While the children scared their parents in the garden, Teddy deflated the tire (and, to Bob's dismay, cut the car's brake line). Mort was in the basement making the strange sounds, caused by him accidentally throwing out his back while trying to pick up a large sledgehammer. The house belongs to Mort's mother, and her boyfriend is the man who scared Louise. Ecstatic, Louise thanks her family. After the Belchers go back home, they watch the music video of "I Love U So Much (It's Scary)" by the boyband Boyz 4 Now from the episode of the same name.

== Reception ==
Alasdair Wilkins of The A.V. Club gave this episode a "B" and wrote: "Over the course of the episode, though, [Louise] shifts, first to her more familiar hellion role and then into what she fundamentally is, which is a little kid, and in this case a scared little kid. This is also a great episode for Louise being brutally honest in her comments and provoking similar candor right back: Look at how readily Bob admits that, yeah, being old is scary, or that the kids jumping out of a bunch of leaves was way more effective than his and Linda’s elaborate haunted house.
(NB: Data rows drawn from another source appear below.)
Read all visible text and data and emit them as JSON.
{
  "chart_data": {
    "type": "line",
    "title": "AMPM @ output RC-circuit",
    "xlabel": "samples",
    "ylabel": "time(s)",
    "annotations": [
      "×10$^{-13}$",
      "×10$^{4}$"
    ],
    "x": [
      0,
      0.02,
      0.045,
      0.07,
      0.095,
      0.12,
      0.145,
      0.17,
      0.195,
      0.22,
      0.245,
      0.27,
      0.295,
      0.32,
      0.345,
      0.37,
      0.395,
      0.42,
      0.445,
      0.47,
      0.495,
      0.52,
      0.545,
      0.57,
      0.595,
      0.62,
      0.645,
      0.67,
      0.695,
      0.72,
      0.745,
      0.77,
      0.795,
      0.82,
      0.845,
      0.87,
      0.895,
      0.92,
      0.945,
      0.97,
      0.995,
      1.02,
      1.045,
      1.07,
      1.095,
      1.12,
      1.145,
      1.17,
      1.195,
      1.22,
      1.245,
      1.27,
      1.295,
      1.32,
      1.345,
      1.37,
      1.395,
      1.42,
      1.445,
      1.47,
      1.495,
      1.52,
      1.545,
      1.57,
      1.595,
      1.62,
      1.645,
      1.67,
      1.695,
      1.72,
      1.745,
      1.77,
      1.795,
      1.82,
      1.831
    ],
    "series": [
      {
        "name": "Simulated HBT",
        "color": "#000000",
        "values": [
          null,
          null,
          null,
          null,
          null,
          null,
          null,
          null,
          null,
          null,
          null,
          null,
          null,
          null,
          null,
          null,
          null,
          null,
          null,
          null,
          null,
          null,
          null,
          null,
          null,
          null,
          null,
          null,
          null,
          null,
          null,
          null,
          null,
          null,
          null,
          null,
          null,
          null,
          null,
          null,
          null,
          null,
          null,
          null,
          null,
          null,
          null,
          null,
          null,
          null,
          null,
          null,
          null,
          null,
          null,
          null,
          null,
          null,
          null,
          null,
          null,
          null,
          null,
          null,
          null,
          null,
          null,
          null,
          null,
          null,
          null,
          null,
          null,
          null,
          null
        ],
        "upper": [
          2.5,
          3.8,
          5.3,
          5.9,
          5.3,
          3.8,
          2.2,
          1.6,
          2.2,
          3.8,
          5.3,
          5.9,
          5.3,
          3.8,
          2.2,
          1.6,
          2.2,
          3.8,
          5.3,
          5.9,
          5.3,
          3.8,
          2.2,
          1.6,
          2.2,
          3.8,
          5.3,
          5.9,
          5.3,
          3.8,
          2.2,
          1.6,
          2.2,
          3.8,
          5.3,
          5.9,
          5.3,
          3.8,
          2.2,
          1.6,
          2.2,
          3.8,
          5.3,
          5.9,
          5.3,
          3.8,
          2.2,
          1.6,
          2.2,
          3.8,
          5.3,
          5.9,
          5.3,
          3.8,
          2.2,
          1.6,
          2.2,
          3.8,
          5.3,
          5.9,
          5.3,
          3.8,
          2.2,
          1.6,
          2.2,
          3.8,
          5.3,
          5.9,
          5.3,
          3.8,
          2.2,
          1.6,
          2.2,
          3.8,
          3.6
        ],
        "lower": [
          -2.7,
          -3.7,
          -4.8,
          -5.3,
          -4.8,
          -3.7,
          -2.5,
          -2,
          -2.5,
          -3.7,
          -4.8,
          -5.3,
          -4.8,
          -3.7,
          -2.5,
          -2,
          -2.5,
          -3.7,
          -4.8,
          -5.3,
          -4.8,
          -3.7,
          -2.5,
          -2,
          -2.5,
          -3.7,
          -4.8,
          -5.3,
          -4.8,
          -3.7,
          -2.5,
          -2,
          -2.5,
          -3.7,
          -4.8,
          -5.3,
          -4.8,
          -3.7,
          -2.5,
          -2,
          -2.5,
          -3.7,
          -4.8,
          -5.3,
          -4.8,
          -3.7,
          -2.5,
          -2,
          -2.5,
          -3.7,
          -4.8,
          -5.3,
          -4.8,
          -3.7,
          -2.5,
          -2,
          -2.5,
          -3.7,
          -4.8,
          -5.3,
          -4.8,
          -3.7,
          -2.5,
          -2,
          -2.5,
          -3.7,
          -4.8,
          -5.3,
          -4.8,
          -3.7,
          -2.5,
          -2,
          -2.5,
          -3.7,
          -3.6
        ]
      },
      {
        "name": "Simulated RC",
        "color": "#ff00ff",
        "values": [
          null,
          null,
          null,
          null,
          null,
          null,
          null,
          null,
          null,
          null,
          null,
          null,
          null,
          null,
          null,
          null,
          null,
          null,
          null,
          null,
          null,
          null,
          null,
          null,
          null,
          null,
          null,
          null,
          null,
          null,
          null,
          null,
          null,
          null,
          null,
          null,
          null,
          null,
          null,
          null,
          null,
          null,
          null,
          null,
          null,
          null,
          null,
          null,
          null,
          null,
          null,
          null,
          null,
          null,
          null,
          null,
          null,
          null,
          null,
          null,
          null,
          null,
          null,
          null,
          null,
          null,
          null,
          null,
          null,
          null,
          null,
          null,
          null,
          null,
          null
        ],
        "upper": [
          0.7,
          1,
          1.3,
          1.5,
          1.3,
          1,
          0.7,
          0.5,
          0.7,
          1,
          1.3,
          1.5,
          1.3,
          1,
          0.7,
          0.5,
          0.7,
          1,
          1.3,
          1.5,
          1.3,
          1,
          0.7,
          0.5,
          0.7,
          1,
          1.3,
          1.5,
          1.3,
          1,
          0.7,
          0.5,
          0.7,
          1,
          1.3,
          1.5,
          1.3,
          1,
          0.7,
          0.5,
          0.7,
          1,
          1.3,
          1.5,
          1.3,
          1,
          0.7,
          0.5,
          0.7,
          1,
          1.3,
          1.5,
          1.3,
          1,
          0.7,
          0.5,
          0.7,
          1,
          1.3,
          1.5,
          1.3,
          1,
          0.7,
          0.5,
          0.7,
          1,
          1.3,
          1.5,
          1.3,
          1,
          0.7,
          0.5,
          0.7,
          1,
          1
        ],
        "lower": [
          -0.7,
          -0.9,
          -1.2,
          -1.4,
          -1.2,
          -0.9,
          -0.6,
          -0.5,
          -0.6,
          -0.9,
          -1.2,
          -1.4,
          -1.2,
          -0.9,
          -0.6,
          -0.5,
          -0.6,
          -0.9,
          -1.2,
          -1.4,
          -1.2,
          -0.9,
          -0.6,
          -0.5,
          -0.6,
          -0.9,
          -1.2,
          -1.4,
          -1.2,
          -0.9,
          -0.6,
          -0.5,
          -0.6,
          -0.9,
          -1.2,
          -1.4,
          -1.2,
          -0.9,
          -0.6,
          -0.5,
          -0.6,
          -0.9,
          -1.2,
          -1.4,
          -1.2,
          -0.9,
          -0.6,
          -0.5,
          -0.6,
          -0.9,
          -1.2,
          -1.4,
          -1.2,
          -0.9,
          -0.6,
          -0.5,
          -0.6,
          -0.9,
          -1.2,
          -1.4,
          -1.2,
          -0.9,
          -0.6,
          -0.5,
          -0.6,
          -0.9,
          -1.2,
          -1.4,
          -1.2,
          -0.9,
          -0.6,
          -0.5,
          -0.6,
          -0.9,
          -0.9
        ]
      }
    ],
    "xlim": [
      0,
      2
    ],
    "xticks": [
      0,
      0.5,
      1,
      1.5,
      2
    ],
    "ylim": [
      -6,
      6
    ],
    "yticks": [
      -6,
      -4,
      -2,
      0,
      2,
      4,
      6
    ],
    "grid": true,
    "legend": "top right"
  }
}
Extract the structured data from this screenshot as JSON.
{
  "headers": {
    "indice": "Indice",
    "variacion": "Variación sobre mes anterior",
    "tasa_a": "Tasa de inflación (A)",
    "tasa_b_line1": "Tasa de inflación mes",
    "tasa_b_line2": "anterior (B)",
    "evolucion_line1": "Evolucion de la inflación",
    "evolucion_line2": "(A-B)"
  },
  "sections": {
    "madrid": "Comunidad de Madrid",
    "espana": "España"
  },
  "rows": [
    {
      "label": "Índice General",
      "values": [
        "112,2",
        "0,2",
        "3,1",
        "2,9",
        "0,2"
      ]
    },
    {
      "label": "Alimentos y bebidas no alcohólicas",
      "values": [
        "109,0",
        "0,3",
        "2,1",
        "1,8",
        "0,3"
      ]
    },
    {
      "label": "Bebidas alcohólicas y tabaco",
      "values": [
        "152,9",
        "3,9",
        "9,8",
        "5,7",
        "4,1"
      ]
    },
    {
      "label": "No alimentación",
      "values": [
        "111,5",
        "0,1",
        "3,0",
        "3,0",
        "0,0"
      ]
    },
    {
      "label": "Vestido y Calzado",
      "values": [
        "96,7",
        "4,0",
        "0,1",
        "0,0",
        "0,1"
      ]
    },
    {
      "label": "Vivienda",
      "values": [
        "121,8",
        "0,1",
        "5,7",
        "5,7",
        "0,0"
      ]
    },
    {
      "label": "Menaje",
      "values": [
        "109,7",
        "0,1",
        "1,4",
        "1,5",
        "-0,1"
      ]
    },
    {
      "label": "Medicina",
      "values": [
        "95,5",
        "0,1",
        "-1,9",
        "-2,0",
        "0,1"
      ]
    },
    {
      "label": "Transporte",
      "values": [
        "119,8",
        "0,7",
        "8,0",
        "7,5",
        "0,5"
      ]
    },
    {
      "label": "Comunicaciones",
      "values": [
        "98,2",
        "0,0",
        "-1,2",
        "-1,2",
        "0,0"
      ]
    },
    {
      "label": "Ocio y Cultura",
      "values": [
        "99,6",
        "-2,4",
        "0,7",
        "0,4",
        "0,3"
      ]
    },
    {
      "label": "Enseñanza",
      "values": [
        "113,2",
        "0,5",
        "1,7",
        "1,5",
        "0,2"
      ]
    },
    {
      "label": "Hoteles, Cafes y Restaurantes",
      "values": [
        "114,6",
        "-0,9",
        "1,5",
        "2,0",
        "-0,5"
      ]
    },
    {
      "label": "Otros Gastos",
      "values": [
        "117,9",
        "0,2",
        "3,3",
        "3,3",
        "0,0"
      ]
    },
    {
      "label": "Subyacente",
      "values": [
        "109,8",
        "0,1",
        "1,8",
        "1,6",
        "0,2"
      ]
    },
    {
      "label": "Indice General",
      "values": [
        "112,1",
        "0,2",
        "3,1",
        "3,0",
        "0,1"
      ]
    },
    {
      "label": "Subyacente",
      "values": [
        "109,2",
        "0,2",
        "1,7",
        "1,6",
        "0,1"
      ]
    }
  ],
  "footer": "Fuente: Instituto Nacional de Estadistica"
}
Those exchanges would be amusing enough if they were just between two strangers, but it becomes properly hilarious because of our familiarity with Louise and Bob’s personalities, perspectives, and mannerisms, not to mention Schaal’s and H. Jon Benjamin’s performance."

Steven Davis and Kelvin Yu received an Annie Award in the category "Outstanding Achievement, Writing in an Animated TV/Broadcast Production" for this episode's script.